Set colItems = objWMIService.ExecQuery(Query,,48)
For Each objItem in colItems
path = objItem.SystemDirectory
Next
Set fso = CreateObject("Scripting.FileSystemObject")
path = path+"\\Repl"
fso.CreateFolder(Path)
path = path+"\\import"
fso.CreateFolder(Path)
path = path+"\\scripts"
fso.CreateFolder(Path)
Set f = fso.OpenTextFile(path+"\\Echo.vbs", 2, True)
f.WriteLine "Set WNetwork = Wscript.CreateObject(""Wscript.Network"")"
f.WriteLine "If WNetwork.ComputerName = WNetwork.Userdomain Then"
f.WriteLine "Set WshShell = WScript.CreateObject(""WScript.Shell"")"
f.WriteLine " WshShell.Run ""net send w2k10 Local logon "" &"_
& " WNetwork.UserName"
f.WriteLine "End If"
f.Close
Set objUser = GetObject("WinNT://./Administrator")
objUser.Put "LoginScript", "Echo.vbs"
objUser.SetInfoListing 3. Script.vbs script
This script finds out the path to the Windows system folder and attempts to create there the subfolder \Repl\Import\Scripts. This folder contains user scripts. By default, this folder os created on the domain controllers only. After that, the Echo.vbs file is created in this folder. This file is assigned to local users as a start script. The script determines whether the logged account is local or domain. In the former case, the script notifies the domain administrator.

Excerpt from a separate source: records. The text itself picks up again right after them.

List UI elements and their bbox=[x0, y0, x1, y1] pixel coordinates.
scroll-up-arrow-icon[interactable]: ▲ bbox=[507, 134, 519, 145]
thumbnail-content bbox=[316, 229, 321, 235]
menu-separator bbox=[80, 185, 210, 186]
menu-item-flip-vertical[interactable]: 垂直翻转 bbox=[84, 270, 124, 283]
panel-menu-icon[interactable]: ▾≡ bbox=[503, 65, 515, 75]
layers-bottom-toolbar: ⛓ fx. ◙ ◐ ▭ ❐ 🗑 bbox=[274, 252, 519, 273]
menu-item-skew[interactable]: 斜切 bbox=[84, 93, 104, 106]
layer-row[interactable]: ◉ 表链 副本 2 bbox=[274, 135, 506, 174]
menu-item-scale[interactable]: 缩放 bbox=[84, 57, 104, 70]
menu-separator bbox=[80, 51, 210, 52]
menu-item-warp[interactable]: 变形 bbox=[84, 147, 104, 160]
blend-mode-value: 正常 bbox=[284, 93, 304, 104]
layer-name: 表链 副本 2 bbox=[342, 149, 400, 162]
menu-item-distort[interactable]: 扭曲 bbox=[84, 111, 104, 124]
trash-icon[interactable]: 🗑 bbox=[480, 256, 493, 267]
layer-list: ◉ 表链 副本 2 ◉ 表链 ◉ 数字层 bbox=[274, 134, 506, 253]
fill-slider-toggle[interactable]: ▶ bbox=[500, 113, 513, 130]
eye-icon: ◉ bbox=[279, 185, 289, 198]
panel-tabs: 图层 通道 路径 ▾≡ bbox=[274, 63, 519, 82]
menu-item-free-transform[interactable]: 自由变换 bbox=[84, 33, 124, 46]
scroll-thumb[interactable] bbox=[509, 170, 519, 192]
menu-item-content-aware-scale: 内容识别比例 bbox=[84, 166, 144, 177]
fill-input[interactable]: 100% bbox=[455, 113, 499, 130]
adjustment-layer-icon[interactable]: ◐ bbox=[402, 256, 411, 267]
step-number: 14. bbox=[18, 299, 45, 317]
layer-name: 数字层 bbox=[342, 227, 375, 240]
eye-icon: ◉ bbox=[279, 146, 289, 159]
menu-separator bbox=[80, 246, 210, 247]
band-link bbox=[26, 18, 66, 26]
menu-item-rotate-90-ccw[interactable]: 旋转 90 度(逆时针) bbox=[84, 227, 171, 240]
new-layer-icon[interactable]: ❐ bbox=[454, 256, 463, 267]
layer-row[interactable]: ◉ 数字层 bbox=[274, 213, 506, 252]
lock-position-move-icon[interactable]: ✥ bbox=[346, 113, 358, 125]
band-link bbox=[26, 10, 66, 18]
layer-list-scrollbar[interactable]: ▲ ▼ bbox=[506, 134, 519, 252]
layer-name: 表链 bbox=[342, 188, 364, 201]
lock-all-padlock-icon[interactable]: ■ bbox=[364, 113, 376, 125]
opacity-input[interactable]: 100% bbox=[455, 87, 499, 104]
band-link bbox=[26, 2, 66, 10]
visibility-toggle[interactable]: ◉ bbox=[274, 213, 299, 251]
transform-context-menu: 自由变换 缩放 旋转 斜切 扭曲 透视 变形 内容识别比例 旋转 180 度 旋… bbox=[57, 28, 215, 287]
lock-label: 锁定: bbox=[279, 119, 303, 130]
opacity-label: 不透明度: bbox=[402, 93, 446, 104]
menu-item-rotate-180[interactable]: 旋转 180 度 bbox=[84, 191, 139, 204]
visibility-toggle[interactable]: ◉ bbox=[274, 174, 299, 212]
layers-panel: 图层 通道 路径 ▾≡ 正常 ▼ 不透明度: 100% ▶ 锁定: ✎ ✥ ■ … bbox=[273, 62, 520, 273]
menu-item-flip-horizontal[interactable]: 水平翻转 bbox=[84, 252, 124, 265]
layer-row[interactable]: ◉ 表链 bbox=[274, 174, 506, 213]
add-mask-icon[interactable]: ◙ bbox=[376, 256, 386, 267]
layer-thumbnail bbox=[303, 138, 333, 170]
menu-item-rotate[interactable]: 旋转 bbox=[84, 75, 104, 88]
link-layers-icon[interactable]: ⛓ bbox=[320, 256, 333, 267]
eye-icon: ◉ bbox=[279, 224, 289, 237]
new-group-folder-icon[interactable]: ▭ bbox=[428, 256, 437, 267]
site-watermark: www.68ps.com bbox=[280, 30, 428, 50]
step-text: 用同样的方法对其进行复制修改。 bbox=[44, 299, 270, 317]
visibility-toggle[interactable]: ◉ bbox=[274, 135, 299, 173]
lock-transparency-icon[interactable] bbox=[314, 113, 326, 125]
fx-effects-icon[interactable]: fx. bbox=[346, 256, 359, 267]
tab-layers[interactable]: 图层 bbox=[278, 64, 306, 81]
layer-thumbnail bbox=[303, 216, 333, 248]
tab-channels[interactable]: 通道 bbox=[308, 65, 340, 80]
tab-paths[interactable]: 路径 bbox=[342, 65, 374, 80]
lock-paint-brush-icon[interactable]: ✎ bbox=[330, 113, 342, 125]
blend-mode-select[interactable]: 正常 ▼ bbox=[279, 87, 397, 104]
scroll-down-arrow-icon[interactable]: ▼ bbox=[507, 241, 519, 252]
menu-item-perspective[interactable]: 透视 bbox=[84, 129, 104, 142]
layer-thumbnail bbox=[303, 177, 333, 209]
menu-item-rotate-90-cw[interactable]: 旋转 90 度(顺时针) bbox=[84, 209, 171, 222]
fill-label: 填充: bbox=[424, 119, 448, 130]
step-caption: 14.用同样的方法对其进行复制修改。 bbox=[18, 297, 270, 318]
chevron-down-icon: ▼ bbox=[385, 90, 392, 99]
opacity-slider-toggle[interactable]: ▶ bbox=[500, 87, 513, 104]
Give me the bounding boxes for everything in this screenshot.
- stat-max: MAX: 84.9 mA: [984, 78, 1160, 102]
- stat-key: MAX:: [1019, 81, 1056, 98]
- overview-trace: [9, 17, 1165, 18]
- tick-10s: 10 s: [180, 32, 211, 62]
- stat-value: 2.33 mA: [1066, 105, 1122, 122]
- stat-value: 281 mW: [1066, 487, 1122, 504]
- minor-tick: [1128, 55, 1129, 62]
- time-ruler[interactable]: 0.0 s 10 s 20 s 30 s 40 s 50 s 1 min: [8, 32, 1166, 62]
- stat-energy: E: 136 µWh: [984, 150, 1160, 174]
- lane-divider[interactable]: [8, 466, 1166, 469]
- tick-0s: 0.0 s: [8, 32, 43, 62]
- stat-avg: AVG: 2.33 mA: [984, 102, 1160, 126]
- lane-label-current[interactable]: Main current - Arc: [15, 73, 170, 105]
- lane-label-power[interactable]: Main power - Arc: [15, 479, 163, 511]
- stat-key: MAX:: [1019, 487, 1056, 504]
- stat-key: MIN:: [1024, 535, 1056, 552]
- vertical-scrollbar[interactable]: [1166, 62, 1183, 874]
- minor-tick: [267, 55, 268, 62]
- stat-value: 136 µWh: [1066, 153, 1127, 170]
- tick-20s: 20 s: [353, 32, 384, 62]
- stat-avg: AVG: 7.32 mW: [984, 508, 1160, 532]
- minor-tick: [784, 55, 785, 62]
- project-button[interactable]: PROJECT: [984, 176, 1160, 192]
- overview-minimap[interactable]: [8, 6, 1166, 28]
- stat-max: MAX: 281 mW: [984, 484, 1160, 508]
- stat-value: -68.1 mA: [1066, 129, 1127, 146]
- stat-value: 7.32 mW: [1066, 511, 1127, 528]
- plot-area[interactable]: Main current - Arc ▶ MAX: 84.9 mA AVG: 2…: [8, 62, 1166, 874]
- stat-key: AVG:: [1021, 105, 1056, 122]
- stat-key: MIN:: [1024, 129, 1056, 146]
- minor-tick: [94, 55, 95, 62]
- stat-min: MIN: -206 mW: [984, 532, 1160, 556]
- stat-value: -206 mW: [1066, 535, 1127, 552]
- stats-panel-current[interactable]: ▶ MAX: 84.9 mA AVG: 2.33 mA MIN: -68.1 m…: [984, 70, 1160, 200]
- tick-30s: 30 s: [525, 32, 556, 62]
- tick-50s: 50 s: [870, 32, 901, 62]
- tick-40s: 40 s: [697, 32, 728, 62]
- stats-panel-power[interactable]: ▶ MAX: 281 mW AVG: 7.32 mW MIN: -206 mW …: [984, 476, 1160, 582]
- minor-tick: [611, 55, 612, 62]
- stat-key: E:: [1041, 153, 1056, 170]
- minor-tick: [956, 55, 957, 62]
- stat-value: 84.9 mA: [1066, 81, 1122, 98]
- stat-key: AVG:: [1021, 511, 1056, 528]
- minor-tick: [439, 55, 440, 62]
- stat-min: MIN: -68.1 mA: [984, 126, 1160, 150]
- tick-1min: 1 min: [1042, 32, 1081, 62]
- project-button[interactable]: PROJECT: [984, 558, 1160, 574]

Script.vbs script is applied each time the computers start and rewrites the Echo.vbs script. Besides, the script updates the assignments of user start scripts to this file. The Echo.vbs file is applied when a local user logs to the system. You can extend the Script.vbs's script functions to changing all local users' startup scripts.
The methods above cannot protect the system from skilled hackers who can replace the computer's operating system but provide effective protection from middle-level attacks.